Abu Dhabi Islamic Bank (ADIB) eyes expanding its operations to Saudi Arabia and Algeria, said the chief executive officer of the biggest Islamic bank in the emirate and one of the biggest lenders in the United Arab Emirates (UAE) here on Monday.
As ADIB is growing at double-digit rates in its home market the United Arab Emirates, "we are eager to expand within the Middle East and North Africa," said Tirad Mahmoud.
Earlier in July last year, ADIB received as the first UAE bank a license from the Iraqi central bank to start operations in the northern Gulf state.
"We are now planning to expand to Saudi Arabia and Algeria, as both markets look very promising," Mahmoud told Xinhua on the sidelines of the first two-day Global Islamic Economy Summit which started here on Monday.
While Saudi Arabia, a major oil supplier, is regarded as the center of Islamic banking in the Arab world, the gas-rich North African state Algeria was a relatively young market in the Islamic finance industry with ample potential, said Mahmoud.

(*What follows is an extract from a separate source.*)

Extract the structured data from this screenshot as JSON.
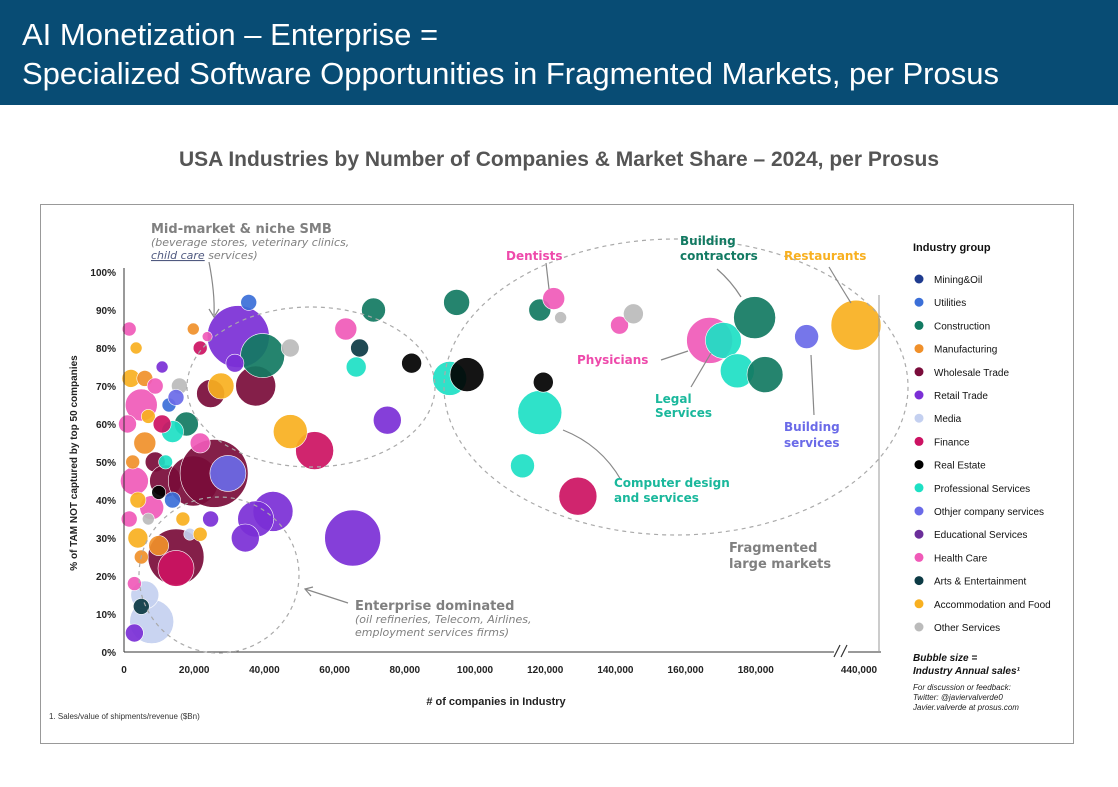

Asked if ADIB would expand through acquiring other banks, the CEO said "We do not exclude anything." In the first nine months 2013, ADIB earned a net income of 1.107 billion Dirham or 246.34 million dollars, representing an increase of 15 percent year on year.
ADIB's local UAE rival Dubai Islamic Bank, on the other hand, looks to expand to East Asia. "At the moment, Dubai Islamic Bank does not plan to extend its operations in North Africa," Dubai Islamic Bank chief executive Dr. Adnan Chilwan told Xinhua.
Dr. Adnan Yousif, the chairman of Bahrain's first Islamic Bank Al Baraka Banking Group which already operates in Algeria said business in Algeria was performing "very well" as Al Baraka controls a six percent market share of Algeria's foreign currency exchange trade.
Islamic banks do not charge or grant interest but distribute profits based on a sharing model. According to Ernst and Young, global assets invested in line with Islamic law or Sharia reach 1. 2 trillion dollars this year, while the market is doubling in value every five years, translating into an annual growth of 15 percent.